Description
The current WebNN spec supports both asynchronous and synchronous execution modes. In particular, the synchronous execution mode, including MLContext.computeSync()
, ML.createContextSync()
and MLGraphBuilder.buildSync()
methods, were introduced (only available in dedicated worker) for easy integration with ML frameworks written in C++ and compiled to Wasm, for example ONNXRuntime WebNN EP (Execution Provider) used the sync execution before.
Chromium WebNN prototype supports both execution modes for implementation feedback. Chrome team encouraged WG to check whether sync APIs are really necessary before its launch.
Recently, ONNXRuntim WebNN EP experimented (onnxruntime#19145) the async execution mode and compared the performance with sync. For sync execution, ONNXRuntime runs WebNN EP in a dedicated worker and calls WebNN computeSync()
method there, the JavaScript user code in main thread communicate (via postMessage
) with WebNN EP in worker thread through ONNXRuntime Wasm proxy. For async execution, ONNXRuntime runs WebNN EP in main thread and calls WebNN async compute()
method through asyncify.
According to the test result across 35 models (including CNNs & transformers), the model inference time difference of the two execution modes is minimum. Actually, for GPU, the async is even slightly faster than sync (async / sync 103% in average). While for CPU, the async is a bit slower than sync (async / sync 95% in average). It's because WebNN EP on CPU has less operators support currently (referring to implementation status). For each non-supported op, the model inference will fallback to run Wasm op and return to compute next WebNN sub-graph. The more ops fallback, the more async compute call (more asyncify overhead).

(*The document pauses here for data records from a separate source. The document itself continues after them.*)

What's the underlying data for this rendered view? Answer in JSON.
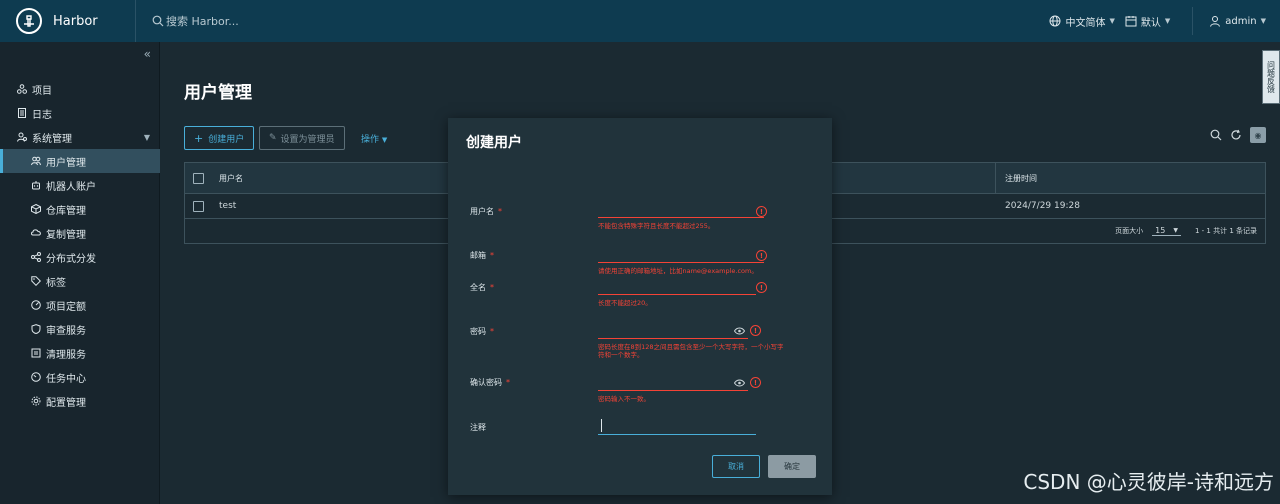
{
  "header": {
    "brand": "Harbor",
    "search_placeholder": "搜索 Harbor...",
    "language": "中文简体",
    "calendar": "默认",
    "user": "admin"
  },
  "sidebar": {
    "collapse_glyph": "«",
    "items": [
      {
        "label": "项目",
        "icon": "projects-icon"
      },
      {
        "label": "日志",
        "icon": "logs-icon"
      },
      {
        "label": "系统管理",
        "icon": "admin-icon"
      }
    ],
    "sub_items": [
      {
        "label": "用户管理",
        "icon": "users-icon",
        "active": true
      },
      {
        "label": "机器人账户",
        "icon": "robot-icon"
      },
      {
        "label": "仓库管理",
        "icon": "registry-icon"
      },
      {
        "label": "复制管理",
        "icon": "replication-icon"
      },
      {
        "label": "分布式分发",
        "icon": "distribution-icon"
      },
      {
        "label": "标签",
        "icon": "tag-icon"
      },
      {
        "label": "项目定额",
        "icon": "quota-icon"
      },
      {
        "label": "审查服务",
        "icon": "shield-icon"
      },
      {
        "label": "清理服务",
        "icon": "clean-icon"
      },
      {
        "label": "任务中心",
        "icon": "dashboard-icon"
      },
      {
        "label": "配置管理",
        "icon": "gear-icon"
      }
    ]
  },
  "main": {
    "title": "用户管理",
    "create_user": "创建用户",
    "set_admin": "设置为管理员",
    "actions": "操作",
    "table": {
      "col_username": "用户名",
      "col_created": "注册时间",
      "rows": [
        {
          "username": "test",
          "created": "2024/7/29 19:28"
        }
      ],
      "page_size_label": "页面大小",
      "page_size": "15",
      "summary": "1 - 1 共计 1 条记录"
    }
  },
  "feedback": "问题反馈",
  "modal": {
    "title": "创建用户",
    "fields": [
      {
        "label": "用户名",
        "error": "不能包含特殊字符且长度不能超过255。"
      },
      {
        "label": "邮箱",
        "error": "请使用正确的邮箱地址，比如name@example.com。"
      },
      {
        "label": "全名",
        "error": "长度不能超过20。"
      },
      {
        "label": "密码",
        "error_line1": "密码长度在8到128之间且需包含至少一个大写字符，一个小写字",
        "error_line2": "符和一个数字。"
      },
      {
        "label": "确认密码",
        "error": "密码输入不一致。"
      },
      {
        "label": "注释"
      }
    ],
    "required_mark": "*",
    "cancel": "取消",
    "ok": "确定"
  },
  "watermark": "CSDN @心灵彼岸-诗和远方",
  "colors": {
    "accent": "#49afd9",
    "error": "#f44336",
    "header": "#0e3b50"
  }
}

With more ops being supported by WebNN CPU/XNNPACK backend, the ops fallback would be less that means less asyncify overhead. And with JSPI (JavaScript Promise Integration) coming, the asyncify overhead hopefully would become even less. The performance of async execution mode is expected to be faster.
With onnxruntime#19145 merged, ONNXRuntime WebNN EP is now only using WebNN async execution mode and won't use sync execution mode anymore.
Based on this implementation experience, the proposal for WebNN spec is to remove the support of sync execution. That would help simplify the spec as well as the implementation. Wasm ML framework could use WebNN async methods via asyncify today and migrate to JSPI once it is available.